The Charter will be signed in the presence of Viviane Reding, European Commissioner for the Information Society and Media, and Nagia Essayed, Commissioner for Human Resources, Science and Technology of the African Union.
The L’ORÉAL-UNESCO Charter “For Women in Science”
This Charter marks the 10 years of the L’ORÉAL-UNESCO Awards For Women in Science. In signing the document, Award Laureates commit themselves to:
- Act as a role model to inspire future generations
- Transmit passion for scientific research
- Encourage women scientists to act as agents of change
- Strengthen and support scientific research on all continents
- Foster creativity and innovation
- Advocate for diversity and gender equity
- Build sustainable networks for women scientists
- Participate as women scientists in public policy decision making
- Shape attitudes to change the face of science
- Promote science as a source of progress
The many actions that illustrate the Laureates’ commitment include the construction in Nigeria of a university residence for young women pursuing advanced science degrees, the creation in Spain of summer science camps for young girls, and the publication of the ETAN Report on women in science by the European Technology Assessment Network.

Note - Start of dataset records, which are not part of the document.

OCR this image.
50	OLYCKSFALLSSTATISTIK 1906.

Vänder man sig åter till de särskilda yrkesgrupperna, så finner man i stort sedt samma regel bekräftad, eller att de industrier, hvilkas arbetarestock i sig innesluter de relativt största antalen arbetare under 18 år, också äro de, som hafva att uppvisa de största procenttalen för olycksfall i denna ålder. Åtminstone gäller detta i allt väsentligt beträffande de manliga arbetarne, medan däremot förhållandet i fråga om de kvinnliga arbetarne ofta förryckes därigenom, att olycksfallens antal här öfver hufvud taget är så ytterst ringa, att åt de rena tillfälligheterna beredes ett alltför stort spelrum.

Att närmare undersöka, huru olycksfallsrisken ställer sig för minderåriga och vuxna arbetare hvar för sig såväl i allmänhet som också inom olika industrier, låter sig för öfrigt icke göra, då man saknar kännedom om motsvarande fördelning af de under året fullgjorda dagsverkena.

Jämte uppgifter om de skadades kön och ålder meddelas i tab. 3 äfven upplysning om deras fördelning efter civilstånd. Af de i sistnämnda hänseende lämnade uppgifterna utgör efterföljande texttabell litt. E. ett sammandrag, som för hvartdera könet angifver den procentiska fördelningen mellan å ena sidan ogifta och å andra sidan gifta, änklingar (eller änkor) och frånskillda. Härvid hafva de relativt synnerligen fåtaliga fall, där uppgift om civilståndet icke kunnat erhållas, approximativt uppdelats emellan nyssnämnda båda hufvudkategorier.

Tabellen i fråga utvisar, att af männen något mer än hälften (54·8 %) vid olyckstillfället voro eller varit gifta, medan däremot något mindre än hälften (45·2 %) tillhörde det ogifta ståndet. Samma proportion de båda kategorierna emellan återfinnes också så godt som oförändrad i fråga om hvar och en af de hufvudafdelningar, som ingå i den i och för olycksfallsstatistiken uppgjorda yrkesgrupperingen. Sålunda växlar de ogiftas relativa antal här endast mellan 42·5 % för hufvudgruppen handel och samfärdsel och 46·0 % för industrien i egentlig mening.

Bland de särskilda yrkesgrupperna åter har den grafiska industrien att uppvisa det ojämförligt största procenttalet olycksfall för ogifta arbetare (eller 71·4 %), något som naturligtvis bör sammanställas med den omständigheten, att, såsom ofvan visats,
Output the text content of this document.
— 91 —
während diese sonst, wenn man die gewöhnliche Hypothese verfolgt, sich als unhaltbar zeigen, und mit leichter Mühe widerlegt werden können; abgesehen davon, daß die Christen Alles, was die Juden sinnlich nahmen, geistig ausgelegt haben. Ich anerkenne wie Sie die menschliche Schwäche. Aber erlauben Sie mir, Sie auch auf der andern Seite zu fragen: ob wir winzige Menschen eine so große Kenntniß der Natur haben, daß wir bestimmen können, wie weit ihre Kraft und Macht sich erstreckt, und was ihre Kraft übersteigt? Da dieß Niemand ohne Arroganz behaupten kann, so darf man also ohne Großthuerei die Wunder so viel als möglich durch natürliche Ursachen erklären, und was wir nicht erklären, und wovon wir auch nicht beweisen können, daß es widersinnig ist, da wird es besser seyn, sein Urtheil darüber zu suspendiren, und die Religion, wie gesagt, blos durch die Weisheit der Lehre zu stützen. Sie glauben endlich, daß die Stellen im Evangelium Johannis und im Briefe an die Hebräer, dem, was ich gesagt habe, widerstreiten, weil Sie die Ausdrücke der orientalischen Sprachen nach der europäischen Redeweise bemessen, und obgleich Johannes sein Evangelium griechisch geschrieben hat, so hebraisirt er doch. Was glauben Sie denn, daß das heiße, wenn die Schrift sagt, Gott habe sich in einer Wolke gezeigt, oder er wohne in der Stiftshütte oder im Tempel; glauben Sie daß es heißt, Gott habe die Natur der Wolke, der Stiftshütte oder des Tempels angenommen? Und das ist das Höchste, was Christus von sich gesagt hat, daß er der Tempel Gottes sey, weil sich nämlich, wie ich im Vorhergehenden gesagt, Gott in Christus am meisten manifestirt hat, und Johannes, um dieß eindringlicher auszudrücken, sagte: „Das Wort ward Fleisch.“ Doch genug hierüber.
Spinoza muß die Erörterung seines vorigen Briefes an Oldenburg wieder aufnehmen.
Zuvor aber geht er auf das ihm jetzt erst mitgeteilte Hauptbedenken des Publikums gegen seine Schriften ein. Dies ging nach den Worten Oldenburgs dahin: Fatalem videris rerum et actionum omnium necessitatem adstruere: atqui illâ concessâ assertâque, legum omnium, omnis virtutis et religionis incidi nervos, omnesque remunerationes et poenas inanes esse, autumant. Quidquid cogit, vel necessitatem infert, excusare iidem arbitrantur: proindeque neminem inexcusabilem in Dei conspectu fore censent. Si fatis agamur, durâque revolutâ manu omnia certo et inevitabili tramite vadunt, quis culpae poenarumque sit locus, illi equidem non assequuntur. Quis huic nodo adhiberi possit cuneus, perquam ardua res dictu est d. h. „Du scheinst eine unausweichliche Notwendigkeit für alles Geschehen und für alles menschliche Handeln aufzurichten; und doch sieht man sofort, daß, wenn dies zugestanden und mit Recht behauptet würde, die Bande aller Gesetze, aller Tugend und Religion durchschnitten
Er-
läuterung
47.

The Charter will then be submitted to Koïchiro Matsuura, Director-General of UNESCO, and Sir Lindsay Owen Jones, Chairman of L’Oréal and of the L’Oréal corporate foundation, who will thus reaffirm their long-term dedication to promote women in science.
The 2008 Awards: distinguishing 5 eminent women in science from the 5 continents
Following the signing of the Charter of Commitment, five eminent women scientists from the five continents will receive the 10th annual L’ORÉAL-UNESCO Awards For Women in Science at UNESCO headquarters. The Awards will be presented by Mr Matsuura and Sir Lindsay Owen-Jones. Each Laureate receives US $100,000. The five Laureates in life sciences, selected by an international jury presided by Professor Gunter Blobel, Nobel Prize in Medicine 1999, are:
-for Africa & Arab States: Professor Lihadh AL-GAZALI
Department of Pediatrics, United Arab Emirates University, Al-Ain, United Arab Emirates
“For her contributions to the characterization of inherited disorders.”
-for Asia-Pacific: Assistant Professor V. Narry KIM
School of Biological Sciences, Seoul National University, Republic of Korea
“For elucidating several key steps in the formation of a new class of gene-regulating RNA molecules.”
-for Europe: Professor Ada YONATH
Director, Kimmelman Center for Biomolecular Structure and Assembly, Weizmann Institute of Science, Rehovot, Israel
“For her structural studies of the protein biosynthesis system and its disruption by antibiotics.”
-for Latin America: Professor Ana Belén ELGOYHEN
Institute for Genetic Engineering and Molecular Biology (CONICET), University of Buenos
Aires, School of Medicine, Buenos Aires, Argentina
“For her contribution to the understanding of the molecular basis of hearing.”
-for North America: Professor Elizabeth BLACKBURN
Department of Biochemistry and Biophysics, University of California, San Francisco, USA
“For the discovery of the nature and maintenance of chromosome ends and their roles in cancer and aging.”
The L’ORÉAL Corporate Foundation, created in 2007, is committed to three areas of action: encouraging education, fostering scientific research, and creating bonds of solidarity for those in fragile circumstances. The Foundation, which presently regroups a number of major existing corporate philanthropy initiatives including the L’ORÉAL-UNESCO Awards For Women in Science, will strengthen these actions and ensure their continuity, as well as develop new programs in the coming years.
L’Oréal is a worldwide leader in the cosmetics industry, developing innovative products to meet the diverse needs of customers in 130 countries worldwide. Nearly 3,000 people work in the Group’s 14 research centers, located in France, Asia and America. Their findings are responsible for the registration of hundreds of patents annually. Women represent 55% of the research workforce – a percentage unmatched anywhere else in the industry.
Since its creation in 1945, UNESCO has pursued the mission of contributing to peace and security through the promotion of education, culture and science – the “S” in its acronym. Today, UNESCO reinforces international co-operation in the basic sciences among its 193 Member States and promotes ethical norms in science. The Organisation also works towards eliminating all forms of discrimination and promoting equality between men and women. As well as developing educational programs in science particularly designed for girls, UNESCO has established a network of academic chairs creating links between women in science around the world.